Gestern auf dem „Scoping-Termin“ in Hanau im Rahmen der gesetzlich vorgeschriebenen Umweltverträglichkeitsprüfung sicherte die zur Deutschen-Bahn-Gruppe gehörende NCS den Experten aus dem hessischen Umweltministerium, den geladenen Umweltschützern und Vertretern der Stadt erneut die angeblich sichere Verpackung und Konditionierung der Abfälle „nach den Einlagerungsbedingungen des Endlagers Konrad“ zu. Der strahlende Müll soll in 200-Liter-Fässer gefüllt und mit Beton „vergossen“ werden. Und die Fässer kämen dann in „Stahlblech-Konrad-Container“ (KC). Rund 1.000 KC, die durch einen Anstrich „dauerhaft“ vor Korrosion geschützt seien, würden gebraucht, sagt NCS.

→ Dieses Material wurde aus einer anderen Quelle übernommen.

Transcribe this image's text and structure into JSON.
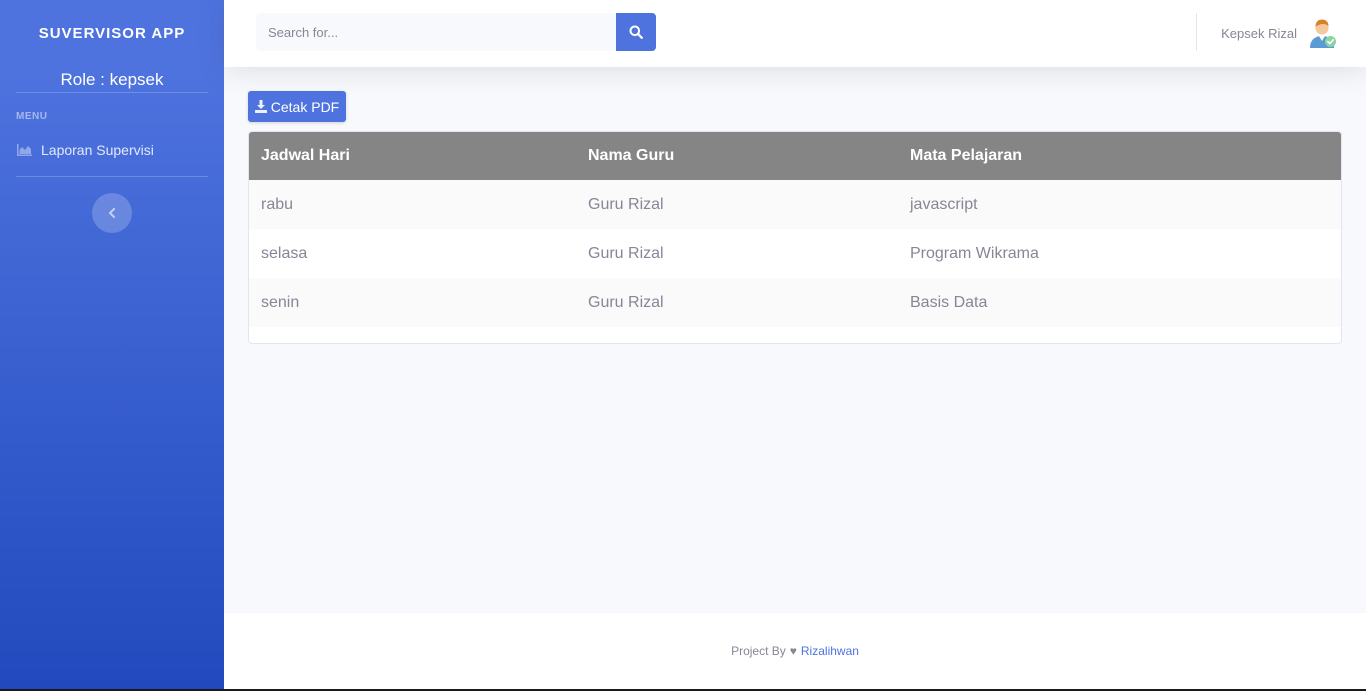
{
  "sidebar": {
    "brand": "SUVERVISOR APP",
    "role": "Role : kepsek",
    "menu_heading": "MENU",
    "items": [
      {
        "label": "Laporan Supervisi",
        "icon": "chart-area-icon"
      }
    ],
    "toggle_icon": "chevron-left-icon"
  },
  "topbar": {
    "search_placeholder": "Search for...",
    "search_icon": "search-icon",
    "user_name": "Kepsek Rizal",
    "avatar_icon": "user-avatar-icon"
  },
  "main": {
    "pdf_button": "Cetak PDF",
    "table": {
      "headers": [
        "Jadwal Hari",
        "Nama Guru",
        "Mata Pelajaran"
      ],
      "rows": [
        [
          "rabu",
          "Guru Rizal",
          "javascript"
        ],
        [
          "selasa",
          "Guru Rizal",
          "Program Wikrama"
        ],
        [
          "senin",
          "Guru Rizal",
          "Basis Data"
        ]
      ]
    }
  },
  "footer": {
    "prefix": "Project By",
    "heart": "♥",
    "author": "Rizalihwan"
  },
  "colors": {
    "primary": "#4e73df",
    "sidebar_bottom": "#224abe",
    "table_header": "#858585",
    "text_muted": "#858796"
  }
}
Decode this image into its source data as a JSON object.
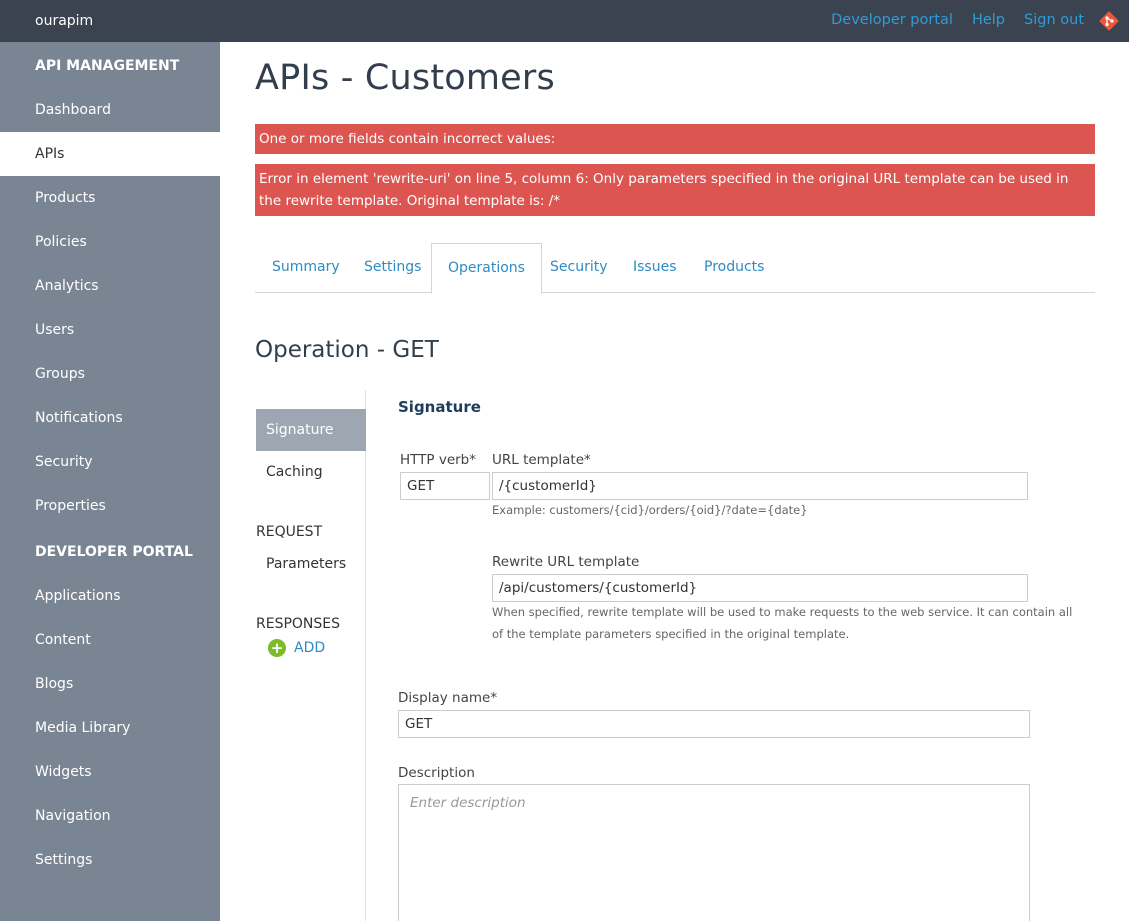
{
  "topbar": {
    "brand": "ourapim",
    "links": [
      "Developer portal",
      "Help",
      "Sign out"
    ]
  },
  "sidebar": {
    "items": [
      {
        "label": "API MANAGEMENT",
        "type": "section"
      },
      {
        "label": "Dashboard"
      },
      {
        "label": "APIs",
        "active": true
      },
      {
        "label": "Products"
      },
      {
        "label": "Policies"
      },
      {
        "label": "Analytics"
      },
      {
        "label": "Users"
      },
      {
        "label": "Groups"
      },
      {
        "label": "Notifications"
      },
      {
        "label": "Security"
      },
      {
        "label": "Properties"
      },
      {
        "label": "DEVELOPER PORTAL",
        "type": "section"
      },
      {
        "label": "Applications"
      },
      {
        "label": "Content"
      },
      {
        "label": "Blogs"
      },
      {
        "label": "Media Library"
      },
      {
        "label": "Widgets"
      },
      {
        "label": "Navigation"
      },
      {
        "label": "Settings"
      }
    ]
  },
  "main": {
    "title": "APIs - Customers",
    "errors": [
      "One or more fields contain incorrect values:",
      "Error in element 'rewrite-uri' on line 5, column 6: Only parameters specified in the original URL template can be used in the rewrite template. Original template is: /*"
    ],
    "tabs": [
      "Summary",
      "Settings",
      "Operations",
      "Security",
      "Issues",
      "Products"
    ],
    "active_tab": "Operations",
    "operation_title": "Operation - GET"
  },
  "subnav": {
    "signature": "Signature",
    "caching": "Caching",
    "request_heading": "REQUEST",
    "parameters": "Parameters",
    "responses_heading": "RESPONSES",
    "add_label": "ADD"
  },
  "signature": {
    "title": "Signature",
    "http_verb_label": "HTTP verb*",
    "http_verb_value": "GET",
    "url_template_label": "URL template*",
    "url_template_value": "/{customerId}",
    "url_template_hint": "Example: customers/{cid}/orders/{oid}/?date={date}",
    "rewrite_label": "Rewrite URL template",
    "rewrite_value": "/api/customers/{customerId}",
    "rewrite_hint_1": "When specified, rewrite template will be used to make requests to the web service. It can contain all",
    "rewrite_hint_2": "of the template parameters specified in the original template.",
    "display_name_label": "Display name*",
    "display_name_value": "GET",
    "description_label": "Description",
    "description_placeholder": "Enter description"
  },
  "colors": {
    "topbar": "#3b4350",
    "sidebar": "#7a8594",
    "link": "#2e9cd8",
    "error": "#dd5550",
    "add_icon": "#7cbb2b"
  }
}
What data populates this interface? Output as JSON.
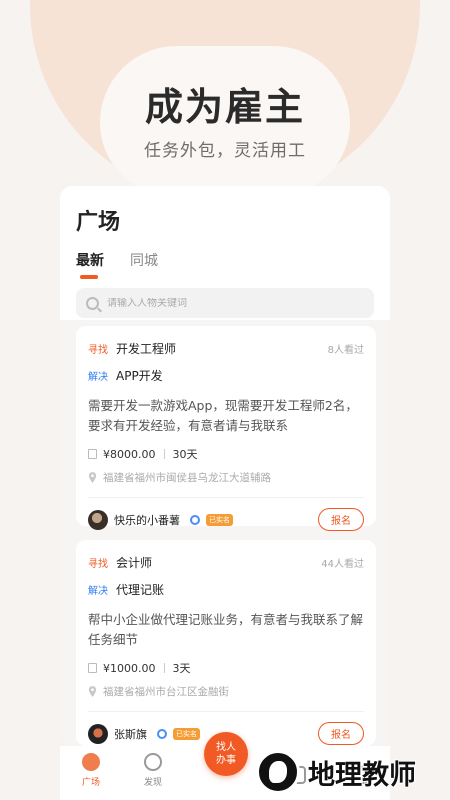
{
  "hero": {
    "title": "成为雇主",
    "subtitle": "任务外包，灵活用工"
  },
  "panel": {
    "title": "广场",
    "tabs": [
      {
        "label": "最新",
        "active": true
      },
      {
        "label": "同城",
        "active": false
      }
    ],
    "search": {
      "placeholder": "请输入人物关键词"
    }
  },
  "cards": [
    {
      "tag_find": "寻找",
      "role": "开发工程师",
      "views": "8人看过",
      "tag_solve": "解决",
      "task": "APP开发",
      "description": "需要开发一款游戏App，现需要开发工程师2名，要求有开发经验，有意者请与我联系",
      "price": "¥8000.00",
      "duration": "30天",
      "location": "福建省福州市闽侯县乌龙江大道辅路",
      "user": "快乐的小番薯",
      "verified_badge": "已实名",
      "action": "报名"
    },
    {
      "tag_find": "寻找",
      "role": "会计师",
      "views": "44人看过",
      "tag_solve": "解决",
      "task": "代理记账",
      "description": "帮中小企业做代理记账业务，有意者与我联系了解任务细节",
      "price": "¥1000.00",
      "duration": "3天",
      "location": "福建省福州市台江区金融街",
      "user": "张斯旗",
      "verified_badge": "已实名",
      "action": "报名"
    }
  ],
  "tabbar": {
    "items": [
      {
        "label": "广场",
        "icon": "planet-icon",
        "active": true
      },
      {
        "label": "发现",
        "icon": "discover-icon",
        "active": false
      }
    ],
    "center_button": {
      "line1": "找人",
      "line2": "办事"
    }
  },
  "watermark": {
    "text": "地理教师",
    "icon": "globe-logo-icon"
  },
  "colors": {
    "accent": "#f15a24",
    "blue": "#2d7ef3",
    "badge": "#f59c34"
  }
}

Die Umweltschützer kritisierten vor allen Dingen die unbestimmte Dauer der „Zwischenlagerung“ in Hanau und die „Naturbelüftung“ der Lagerhalle, die eine Rostbildung befördere – trotz Anstrich. Die Frage der Entsorgung sei ungeklärt, echauffierte sich Eduard Bernhard vom BBU im Gespräch mit der taz: „Da bleibt das Teufelszeug doch bis zum Sankt-Nimmerleins-Tag in Hanau liegen.“ Dort stehe auch noch immer der Bundesbunker, gab Bernhard weiter zu bedenken. In dem lagern unter anderem noch mehr als hundert MOX-Brennelemente, die einmal für den nie in Betrieb gegangenen Schnellen Brüter in Kalkar gedacht waren. Statt eine „zugige Lagerhalle“ zu bauen, sollten Siemens und die NCS die bei der Demontage der Anlagen anfallenden radioaktiven Abfälle lieber in diesem sicheren Bundesbunker „temporär deponieren“. Das jedenfalls hatte Elmar Diez von der IUH und den Grünen bereits auf dem Erörterungstermin zum Rückbau der MOX-Anlage (alt) im Frühjahr angeregt. Und Diez und Bernhard (BBU) forderten – vergeblich – auch die „Einhausung“ aller Anlagen auf dem Gelände vor dem Beginn der eigentlichen Rückbaumaßnahmen. Eine solche „Schutzbarriere“ sei notwendig, weil die Gebäude mit den Fertigungsanlagen bei der Demontage „schutzlos Einflüssen von außen ausgesetzt“ seien: etwa bei Flugzeugabstürzen oder Erdbeben. Siemens will jetzt nach der Demontage, etwa von Dächern, „Folienzelte“ aufstellen; für Diez und Bernhard „ein Witz“.

Die „Bunkerlösung“ im Zusammenhang mit der Lagerung der beim Rückbau anfallenden radioaktiven Abfälle ist für die beiden Dauerkämpfer gegen die Hanauer Atomanlagen allerdings auch nur ein „Notprogramm“ (Bernhard). Besser wäre es, „das ganze Zeug“ einfach fortzuschaffen. Aber wohin? Nach Gorleben? Dass sie in der Argumentationsfalle sitzen, wissen die Umweltschützer – und ihre Gegner. Die Entscheidung wird ihnen ohnehin vom CDU-geführten hessischen Umweltministerium abgenommen. Das muss jetzt den Antrag der NCS bescheiden. Die Firma rechnet fest mit der Genehmigung.